GRAFTON – Voters in this small town, which in 2016 rejected a large industrial wind project, have endorsed a new town plan that prohibits industrial and commercial wind.
On a 95-66 vote during an all-day ballot Monday, residents approved the new town plan, which bans any large wind facility, and includes other planning updates.
“We now have a town plan, after the Windham Regional Commission has given its final approval, that tracks the wishes of the voters and is compliant with Vermont laws and energy goals,” said Liisa Kissel, a member of the Grafton Planning Commission.
She said that now that the town has a formally adopted plan, the town is eligible to apply for grants, as well as being able to apply for a village center designation.
Kissel, who was one of the leaders of the group that fought the proposed Iberdrola Renewables wind facility, noted that in 2016, the town voted 235-158 against the industrial wind project.
“The planning commission long deliberated the meaning of that vote: did it apply to just one project or to industrial wind overall?” she said.

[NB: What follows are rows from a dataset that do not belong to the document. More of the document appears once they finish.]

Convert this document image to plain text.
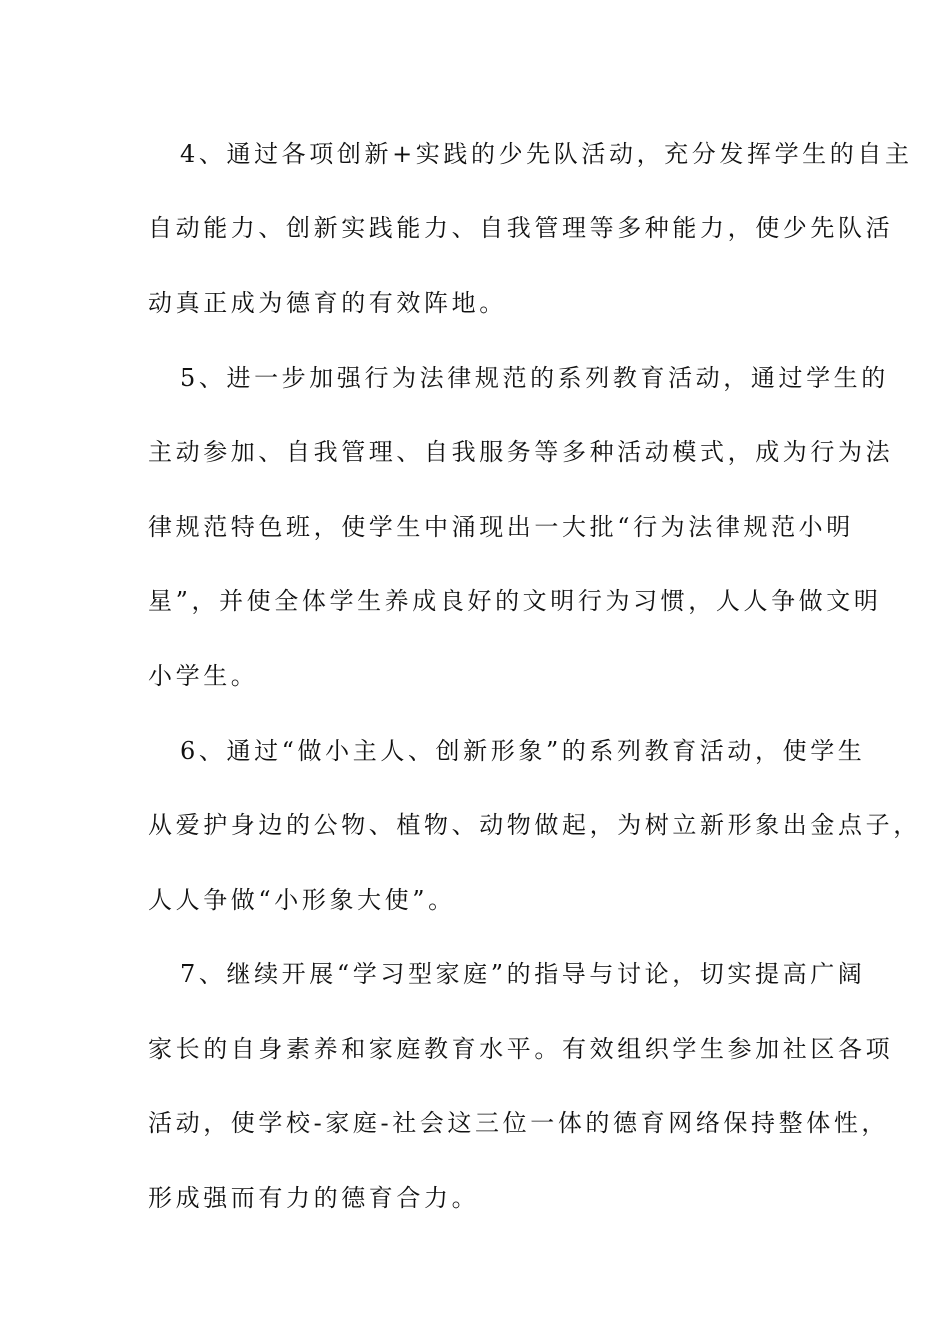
4、通过各项创新+实践的少先队活动，充分发挥学生的自主
自动能力、创新实践能力、自我管理等多种能力，使少先队活
动真正成为德育的有效阵地。
5、进一步加强行为法律规范的系列教育活动，通过学生的
主动参加、自我管理、自我服务等多种活动模式，成为行为法
律规范特色班，使学生中涌现出一大批“行为法律规范小明
星”，并使全体学生养成良好的文明行为习惯，人人争做文明
小学生。
6、通过“做小主人、创新形象”的系列教育活动，使学生
从爱护身边的公物、植物、动物做起，为树立新形象出金点子，
人人争做“小形象大使”。
7、继续开展“学习型家庭”的指导与讨论，切实提高广阔
家长的自身素养和家庭教育水平。有效组织学生参加社区各项
活动，使学校-家庭-社会这三位一体的德育网络保持整体性，
形成强而有力的德育合力。
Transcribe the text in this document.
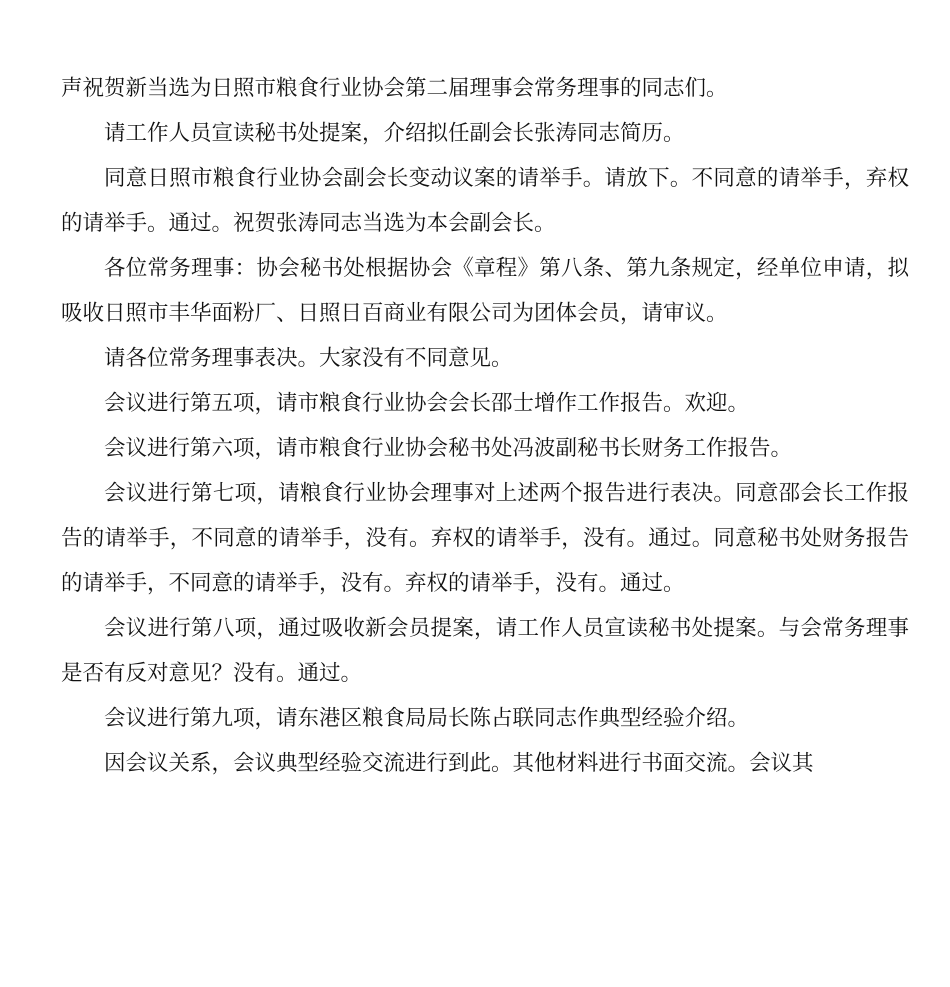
声祝贺新当选为日照市粮食行业协会第二届理事会常务理事的同志们。

请工作人员宣读秘书处提案，介绍拟任副会长张涛同志简历。

同意日照市粮食行业协会副会长变动议案的请举手。请放下。不同意的请举手，弃权的请举手。通过。祝贺张涛同志当选为本会副会长。

各位常务理事：协会秘书处根据协会《章程》第八条、第九条规定，经单位申请，拟吸收日照市丰华面粉厂、日照日百商业有限公司为团体会员，请审议。

请各位常务理事表决。大家没有不同意见。

会议进行第五项，请市粮食行业协会会长邵士增作工作报告。欢迎。

会议进行第六项，请市粮食行业协会秘书处冯波副秘书长财务工作报告。

会议进行第七项，请粮食行业协会理事对上述两个报告进行表决。同意邵会长工作报告的请举手，不同意的请举手，没有。弃权的请举手，没有。通过。同意秘书处财务报告的请举手，不同意的请举手，没有。弃权的请举手，没有。通过。

会议进行第八项，通过吸收新会员提案，请工作人员宣读秘书处提案。与会常务理事是否有反对意见？没有。通过。

会议进行第九项，请东港区粮食局局长陈占联同志作典型经验介绍。

因会议关系，会议典型经验交流进行到此。其他材料进行书面交流。会议其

After the two negative votes in Grafton and neighboring Windham, Iberdrola followed through on its pledge and dropped its plans to build what would have been the largest wind project in the state of Vermont. Windham already had language in its town plan that banned an industrial wind project.
In the end, the planning commission concluded that Monday’s vote was a strong indication Grafton residents were opposed to utility-scale wind projects.
She said the new town plan also brings the town into compliance with Act 174, which governs renewable energy goals, and Act 171, which governs the protection of forest blocks.
Kissel noted that the vote by townspeople was a unique event, since it took a petition and a special town meeting to transfer the actual act of approval from the select board to the voters.
“This became necessary after it appeared that the select board was trying to override the wishes of the voters. So it was gratifying to see the turnout, which was similar to a regular Town Meeting turnout,” she said.
“I believe the majority who voted for the plan know that is it a compromise and the result of difficult work during a contentious time in town,” she said.
Grafton Town Administrator Bill Kearns said that because of the vote, the plan is now adopted. In addition to the ban on industrial-sized wind projects, the plan puts more restrictions on some land uses, particularly land considered “resource lands,” which he said is the majority of the land outside of the village area.
Select Board Chairman Joseph Pollio couldn’t be reached for comment Tuesday, and neither could David Culver, chairman of the Grafton Planning Commission.
Grafton Town Clerk Kimberly Record said the turnout for the special vote, on a Monday in January, was good.
“It was more than I expected,” she said, while noting it was still only a fraction of the 503 registered voters in Grafton.